Troszkę się forsuję, ale juz przestanę. A to do apteki, a to do rossmana, spożywczego, a to przy kompie, bo czytam o korona, albo maile trzeba wysłać... Ok. Niedobrze ale to też pozytyw, mam na to siły więc na pewno dużo lepiej się czuję. Od piątku do niedzieli nie byłoby na to szans.
Nutka wymiotuje, ale to kłak ogromny. Ktoś zwymiotował mięso w nocy, obstawiam Nocię
Dziewczyny tulą się do mnie, ale chyba wyczuwają moj niepokój bieżącą sytuacją, bo są bardzo marudne i trochę napięte. Martwię się o jedzenie dla nich - odkąd przeszły na mięso nie chcą jeść saszetek... nawet jak zjedzą upominają się o mięso.

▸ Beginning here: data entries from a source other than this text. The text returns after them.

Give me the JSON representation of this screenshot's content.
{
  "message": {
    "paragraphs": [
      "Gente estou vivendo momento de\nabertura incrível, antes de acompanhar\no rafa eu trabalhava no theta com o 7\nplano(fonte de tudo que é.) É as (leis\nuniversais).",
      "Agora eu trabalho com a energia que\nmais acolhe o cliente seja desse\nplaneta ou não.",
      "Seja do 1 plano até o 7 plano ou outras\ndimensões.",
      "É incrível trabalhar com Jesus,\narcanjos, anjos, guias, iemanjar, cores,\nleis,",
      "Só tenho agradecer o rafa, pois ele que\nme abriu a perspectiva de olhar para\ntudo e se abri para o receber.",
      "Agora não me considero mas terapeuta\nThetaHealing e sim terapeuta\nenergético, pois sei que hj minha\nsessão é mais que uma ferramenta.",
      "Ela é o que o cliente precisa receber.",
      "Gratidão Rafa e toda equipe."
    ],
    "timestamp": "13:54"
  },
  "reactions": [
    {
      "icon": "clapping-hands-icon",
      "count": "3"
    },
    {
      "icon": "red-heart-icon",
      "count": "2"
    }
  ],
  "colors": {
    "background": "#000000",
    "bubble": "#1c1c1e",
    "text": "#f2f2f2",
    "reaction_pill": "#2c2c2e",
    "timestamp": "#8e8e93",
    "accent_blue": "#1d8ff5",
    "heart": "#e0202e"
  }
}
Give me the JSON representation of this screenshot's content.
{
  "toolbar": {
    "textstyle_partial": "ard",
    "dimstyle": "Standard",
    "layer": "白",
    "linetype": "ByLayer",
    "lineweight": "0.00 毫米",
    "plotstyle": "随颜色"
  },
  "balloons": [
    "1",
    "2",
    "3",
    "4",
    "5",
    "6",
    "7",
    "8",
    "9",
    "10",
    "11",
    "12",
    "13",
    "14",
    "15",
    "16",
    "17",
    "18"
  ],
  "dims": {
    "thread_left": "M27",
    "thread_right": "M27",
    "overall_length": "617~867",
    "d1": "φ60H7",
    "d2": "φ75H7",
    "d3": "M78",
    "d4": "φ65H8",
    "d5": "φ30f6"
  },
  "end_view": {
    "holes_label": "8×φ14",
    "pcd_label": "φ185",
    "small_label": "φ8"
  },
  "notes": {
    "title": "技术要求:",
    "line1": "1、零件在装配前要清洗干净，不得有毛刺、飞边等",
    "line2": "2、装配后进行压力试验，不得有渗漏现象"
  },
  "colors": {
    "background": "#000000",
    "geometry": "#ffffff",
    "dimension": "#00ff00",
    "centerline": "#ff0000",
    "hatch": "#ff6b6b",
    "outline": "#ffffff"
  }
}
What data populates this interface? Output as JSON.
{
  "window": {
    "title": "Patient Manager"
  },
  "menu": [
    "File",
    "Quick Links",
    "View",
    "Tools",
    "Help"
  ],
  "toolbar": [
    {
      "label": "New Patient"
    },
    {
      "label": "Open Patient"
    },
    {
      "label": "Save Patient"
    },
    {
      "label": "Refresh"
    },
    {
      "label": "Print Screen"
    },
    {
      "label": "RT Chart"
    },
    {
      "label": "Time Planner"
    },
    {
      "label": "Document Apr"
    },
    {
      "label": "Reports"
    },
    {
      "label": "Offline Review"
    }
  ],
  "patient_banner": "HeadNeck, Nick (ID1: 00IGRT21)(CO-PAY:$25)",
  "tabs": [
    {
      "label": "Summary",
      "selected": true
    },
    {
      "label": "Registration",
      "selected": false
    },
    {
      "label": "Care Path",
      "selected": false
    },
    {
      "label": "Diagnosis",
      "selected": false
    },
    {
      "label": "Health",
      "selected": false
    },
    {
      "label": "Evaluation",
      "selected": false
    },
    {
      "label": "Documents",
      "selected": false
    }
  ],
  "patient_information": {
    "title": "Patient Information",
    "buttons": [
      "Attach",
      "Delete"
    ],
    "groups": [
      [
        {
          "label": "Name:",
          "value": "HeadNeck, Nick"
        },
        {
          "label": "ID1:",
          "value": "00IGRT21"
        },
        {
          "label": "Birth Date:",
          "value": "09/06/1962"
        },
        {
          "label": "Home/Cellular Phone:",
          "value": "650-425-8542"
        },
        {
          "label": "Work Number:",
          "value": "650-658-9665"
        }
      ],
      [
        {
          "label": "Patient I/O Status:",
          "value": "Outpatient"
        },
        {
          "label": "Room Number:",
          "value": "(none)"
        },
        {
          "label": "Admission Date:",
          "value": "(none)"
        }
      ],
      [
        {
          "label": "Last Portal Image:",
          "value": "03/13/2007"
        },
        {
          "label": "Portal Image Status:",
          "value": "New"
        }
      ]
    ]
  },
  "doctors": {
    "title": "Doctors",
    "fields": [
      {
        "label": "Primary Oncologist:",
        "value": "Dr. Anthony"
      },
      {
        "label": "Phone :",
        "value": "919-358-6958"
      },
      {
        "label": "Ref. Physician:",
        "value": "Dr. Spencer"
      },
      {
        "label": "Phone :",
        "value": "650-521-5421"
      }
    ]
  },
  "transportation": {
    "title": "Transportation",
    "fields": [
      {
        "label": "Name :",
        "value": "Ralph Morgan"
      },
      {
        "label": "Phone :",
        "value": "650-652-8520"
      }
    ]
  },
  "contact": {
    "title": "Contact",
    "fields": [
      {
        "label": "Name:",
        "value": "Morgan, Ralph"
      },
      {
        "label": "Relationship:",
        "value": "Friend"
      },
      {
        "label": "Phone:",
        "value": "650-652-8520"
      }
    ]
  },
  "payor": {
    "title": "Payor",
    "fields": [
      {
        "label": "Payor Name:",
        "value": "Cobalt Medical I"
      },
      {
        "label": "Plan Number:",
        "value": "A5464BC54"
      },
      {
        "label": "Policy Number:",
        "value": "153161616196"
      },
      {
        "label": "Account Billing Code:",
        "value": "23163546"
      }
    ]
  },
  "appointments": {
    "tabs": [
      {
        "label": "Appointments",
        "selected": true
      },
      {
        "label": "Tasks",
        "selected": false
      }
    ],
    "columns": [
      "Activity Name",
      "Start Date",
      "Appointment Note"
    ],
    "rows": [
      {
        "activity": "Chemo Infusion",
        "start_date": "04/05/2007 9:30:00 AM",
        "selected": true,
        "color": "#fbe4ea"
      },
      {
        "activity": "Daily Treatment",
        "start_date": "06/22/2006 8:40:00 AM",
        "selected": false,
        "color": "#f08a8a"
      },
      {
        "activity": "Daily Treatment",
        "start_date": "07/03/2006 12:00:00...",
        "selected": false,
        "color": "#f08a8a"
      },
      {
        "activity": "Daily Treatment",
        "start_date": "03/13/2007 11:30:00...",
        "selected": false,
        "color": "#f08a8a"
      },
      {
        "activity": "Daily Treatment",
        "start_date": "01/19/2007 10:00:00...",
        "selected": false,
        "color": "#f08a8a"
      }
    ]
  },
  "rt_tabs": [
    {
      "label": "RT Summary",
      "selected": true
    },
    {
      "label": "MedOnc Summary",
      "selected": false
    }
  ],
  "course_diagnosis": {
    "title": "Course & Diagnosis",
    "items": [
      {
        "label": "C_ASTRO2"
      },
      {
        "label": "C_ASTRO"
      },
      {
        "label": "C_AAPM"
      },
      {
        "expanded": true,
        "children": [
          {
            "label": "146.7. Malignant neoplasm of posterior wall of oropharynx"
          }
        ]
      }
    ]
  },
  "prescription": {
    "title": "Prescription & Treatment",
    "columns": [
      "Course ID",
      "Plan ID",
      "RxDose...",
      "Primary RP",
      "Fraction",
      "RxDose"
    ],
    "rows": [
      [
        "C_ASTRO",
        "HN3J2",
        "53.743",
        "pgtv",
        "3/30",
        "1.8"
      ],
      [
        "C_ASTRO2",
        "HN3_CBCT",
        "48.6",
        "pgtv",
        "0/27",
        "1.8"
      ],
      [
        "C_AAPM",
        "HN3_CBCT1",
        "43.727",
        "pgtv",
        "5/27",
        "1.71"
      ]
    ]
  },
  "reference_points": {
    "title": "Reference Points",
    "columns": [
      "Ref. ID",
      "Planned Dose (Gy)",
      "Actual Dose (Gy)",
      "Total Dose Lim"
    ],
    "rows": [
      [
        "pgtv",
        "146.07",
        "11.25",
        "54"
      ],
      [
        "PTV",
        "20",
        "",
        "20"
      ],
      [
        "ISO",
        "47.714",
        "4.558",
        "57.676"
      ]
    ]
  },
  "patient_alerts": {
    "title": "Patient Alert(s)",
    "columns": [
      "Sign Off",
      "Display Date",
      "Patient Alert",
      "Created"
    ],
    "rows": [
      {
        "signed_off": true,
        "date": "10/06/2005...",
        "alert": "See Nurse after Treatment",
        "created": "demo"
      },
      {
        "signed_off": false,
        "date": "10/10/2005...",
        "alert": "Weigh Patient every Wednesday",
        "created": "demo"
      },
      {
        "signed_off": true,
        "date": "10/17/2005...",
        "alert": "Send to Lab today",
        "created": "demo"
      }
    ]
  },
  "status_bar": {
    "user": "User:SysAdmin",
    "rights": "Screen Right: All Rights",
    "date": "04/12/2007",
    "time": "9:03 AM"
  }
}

Nie ma mięsa w biedrze, nie wiem jak zrobić zaps i gdzie..
Nie wyobrażam sobie być w tej sytuacji z cięzko chorym kotem, walczyć o zycie, zabiegać o lek potężnie drogi. Gdy tak wiele jest troski o sytuację bieżącą w miarę zdrowych kotow, są ludzie ktorzy mają bonus w postaci walki o zycie futrzaka. Już jakiś czas temu włączyłam się w prośbę o pomoc w zebraniu pieniędzy dla Synusia. Udało się, jest w trakcie kuracji FIP, czuje się bardzo dobrze. Ale kuracji przerwac nie można, lek się kończy zbiorka stanęła.
Jeśli mozecie BARDZO WAS PROSZĘ o wpłatę choćby 10zł. Sama też wpłacę. Bo myślę sobie, ze 10 osob po 10zł to już 100zł.. a to ogrom kasy.
Zbiórki są rózne. Mnie mocno poruszają te, ktore sa na lek , ktorego podanie decyduje o życiu.